Assis, le nez dans quelques papiers, mon regard est attiré par un jeune homme à moitié endormit (environ 17 ans, pantalon taille basse, casquette et lecteur Mp3). A cause de son accoutrement original, je le détaille quelques secondes puis retourne à mes occupations.

Quelques minutes plus tard, je le vois laisser un journal gratuit, glisser de ses doigts... sur le sol de la rame. Peut m'importe qu'il soit monté dans le métro avec ou sans, l'important pour moi est que si vous ramassez un journal, vous en devenez le propriétaire, même temporaire et donc le responsable. Il me faut environ 3 secondes et demi pour réagir.
Je me baisse pour lui rendre le journal :
Excuses moi, tu as laissé tomber ton journal

dis-je en lui tendant le quotidien.
Aussi sec, un :
Qu'est-ce que ça peut te foutre

vient égayer le silence studieux de la rame de métro.
S'ensuit une série d'invective émaillé de gestes amples :
"tu sais pas comment se réveille les gens. Allez me parle plus, ferme ton cul", etc.

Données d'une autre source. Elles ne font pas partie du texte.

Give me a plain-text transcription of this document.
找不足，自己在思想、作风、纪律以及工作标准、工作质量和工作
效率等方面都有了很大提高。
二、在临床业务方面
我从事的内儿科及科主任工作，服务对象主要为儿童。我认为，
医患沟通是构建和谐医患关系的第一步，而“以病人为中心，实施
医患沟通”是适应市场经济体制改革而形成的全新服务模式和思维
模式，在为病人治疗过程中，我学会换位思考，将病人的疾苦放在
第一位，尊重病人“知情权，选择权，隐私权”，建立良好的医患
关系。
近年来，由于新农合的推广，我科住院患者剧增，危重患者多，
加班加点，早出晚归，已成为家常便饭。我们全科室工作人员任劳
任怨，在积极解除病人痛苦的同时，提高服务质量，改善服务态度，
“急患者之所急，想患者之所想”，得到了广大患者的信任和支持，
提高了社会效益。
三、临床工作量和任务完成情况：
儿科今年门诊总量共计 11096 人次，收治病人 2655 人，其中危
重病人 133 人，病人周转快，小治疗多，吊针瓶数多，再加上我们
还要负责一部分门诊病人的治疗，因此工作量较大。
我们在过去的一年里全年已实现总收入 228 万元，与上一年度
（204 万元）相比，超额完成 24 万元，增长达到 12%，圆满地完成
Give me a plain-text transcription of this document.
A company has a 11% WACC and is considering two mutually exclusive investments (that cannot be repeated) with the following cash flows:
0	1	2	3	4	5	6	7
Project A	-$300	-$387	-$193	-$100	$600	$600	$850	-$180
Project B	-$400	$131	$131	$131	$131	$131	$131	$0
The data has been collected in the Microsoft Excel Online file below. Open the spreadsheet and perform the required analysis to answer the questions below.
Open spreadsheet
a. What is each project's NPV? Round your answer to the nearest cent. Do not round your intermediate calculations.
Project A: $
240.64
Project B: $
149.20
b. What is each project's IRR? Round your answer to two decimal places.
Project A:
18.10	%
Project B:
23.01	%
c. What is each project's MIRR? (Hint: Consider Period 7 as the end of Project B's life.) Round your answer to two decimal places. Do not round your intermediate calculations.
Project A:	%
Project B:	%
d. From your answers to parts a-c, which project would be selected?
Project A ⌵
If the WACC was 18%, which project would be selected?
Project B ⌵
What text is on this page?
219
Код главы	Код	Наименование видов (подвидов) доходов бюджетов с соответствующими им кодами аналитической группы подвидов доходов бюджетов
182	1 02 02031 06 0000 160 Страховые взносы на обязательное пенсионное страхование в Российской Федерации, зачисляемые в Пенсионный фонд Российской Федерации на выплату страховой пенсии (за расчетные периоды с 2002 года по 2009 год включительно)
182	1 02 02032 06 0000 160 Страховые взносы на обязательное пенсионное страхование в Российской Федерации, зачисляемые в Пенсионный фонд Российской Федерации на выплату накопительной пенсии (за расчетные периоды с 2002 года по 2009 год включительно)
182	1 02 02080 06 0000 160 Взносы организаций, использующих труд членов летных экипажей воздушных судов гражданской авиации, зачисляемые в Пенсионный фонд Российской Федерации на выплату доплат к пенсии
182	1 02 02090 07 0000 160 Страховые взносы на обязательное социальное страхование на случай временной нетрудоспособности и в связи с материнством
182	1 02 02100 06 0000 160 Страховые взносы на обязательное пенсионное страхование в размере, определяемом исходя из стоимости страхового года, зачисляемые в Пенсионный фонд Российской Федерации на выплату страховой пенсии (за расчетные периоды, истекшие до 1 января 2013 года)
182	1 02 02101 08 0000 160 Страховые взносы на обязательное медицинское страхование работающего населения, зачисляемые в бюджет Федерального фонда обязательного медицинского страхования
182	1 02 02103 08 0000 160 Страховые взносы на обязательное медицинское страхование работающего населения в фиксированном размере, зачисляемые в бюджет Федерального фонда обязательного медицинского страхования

Je m'obstine en tentant de lui expliquer que nous vivons ensemble et que je n'accepte pas de vivre dans les ordures. Le ton, de son côté, monte de plus belle, et sa tirade fleurie se termine par un :
T'es français toi, je nique ta race !

Autour de nous, les gens ne souriaient pas (il y a même un monsieur conciliant à mes côtés qui prit le journal : "ça tombe bien je ne l'ai pas lu").

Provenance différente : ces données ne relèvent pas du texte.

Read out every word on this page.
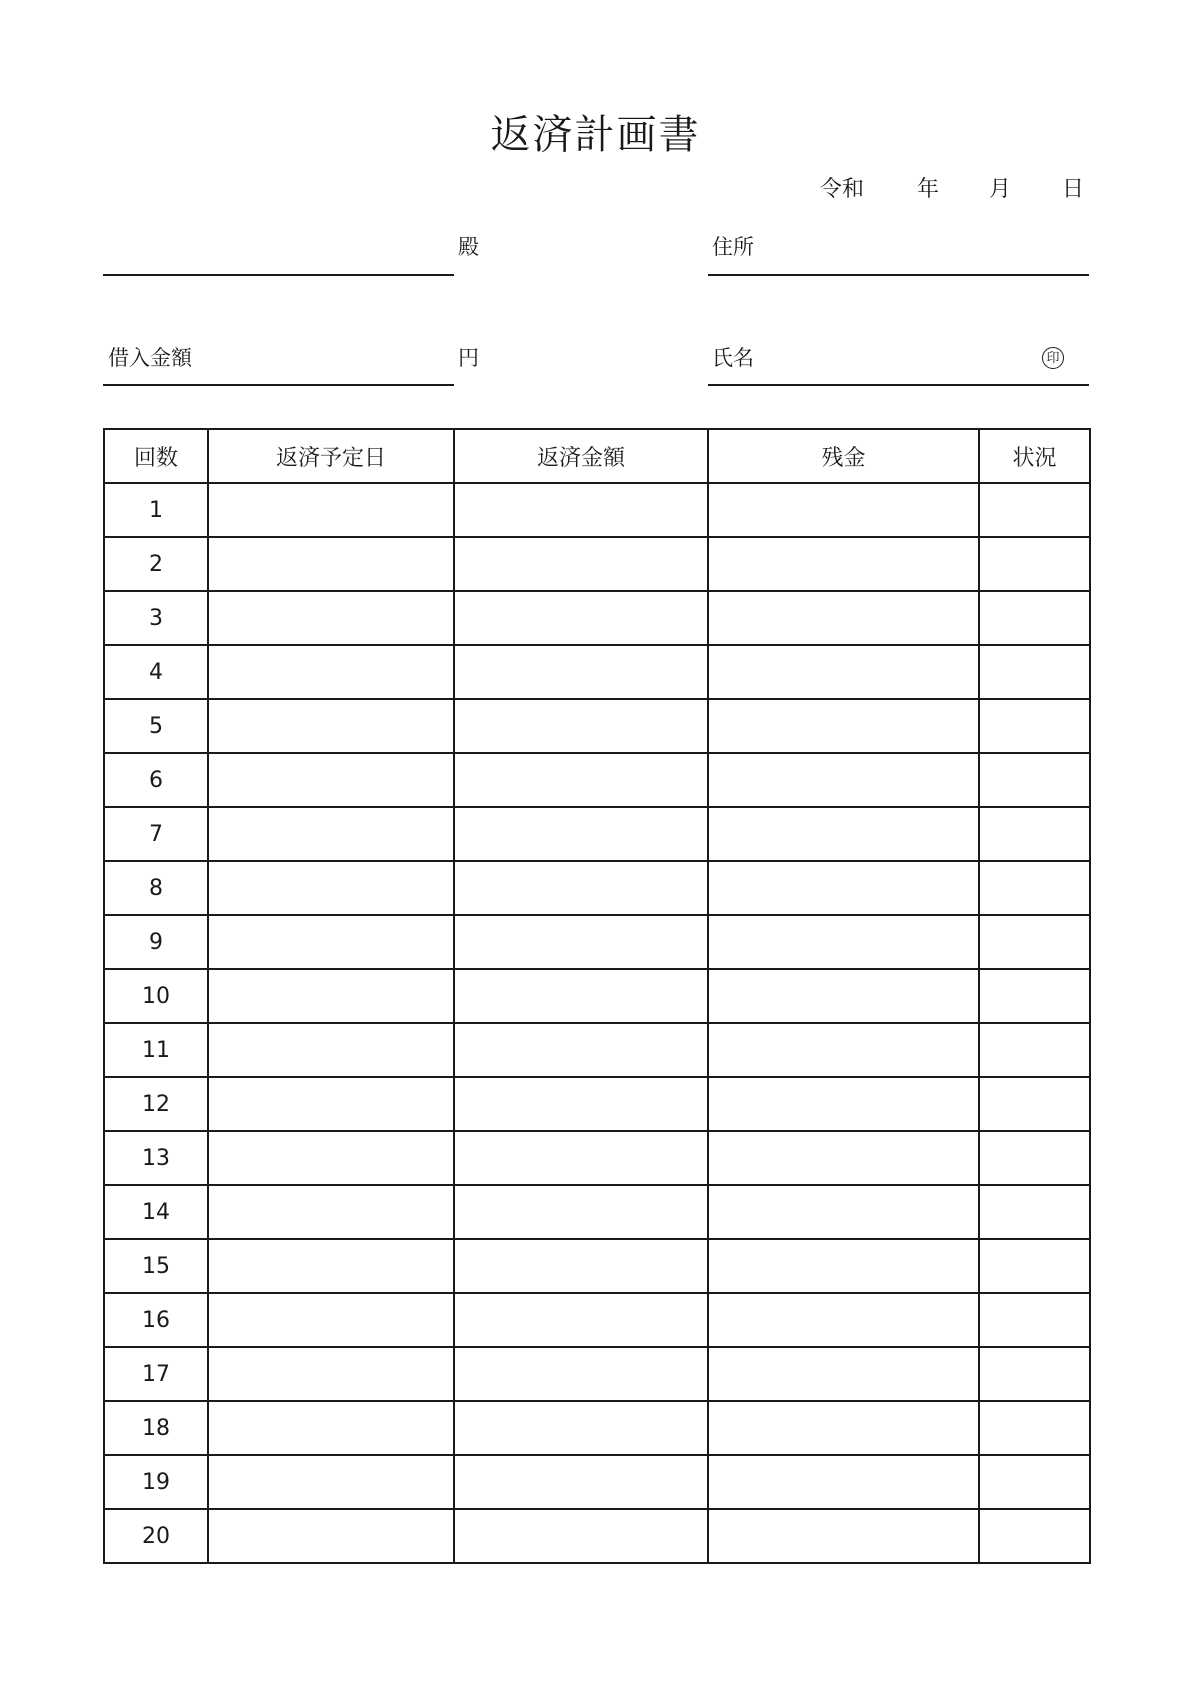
返済計画書
令和 年 月 日
殿	住所
借入金額	円	氏名	印
回数	返済予定日	返済金額	残金	状況
1				
2				
3				
4				
5				
6				
7				
8				
9				
10				
11				
12				
13				
14				
15				
16				
17				
18				
19				
20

Mon voyage touchant à sa fin, je lui souhaitait une bonne journée et quittait la rame, sous les sourires des occupants.

La jeunesse est censée prendre possession de la Terre... pour celui-là, c'est pas gagné !

J'ai un espoir malgré tout, c'est que notre conversation ai été entendu et compris par les témoins de cette scène.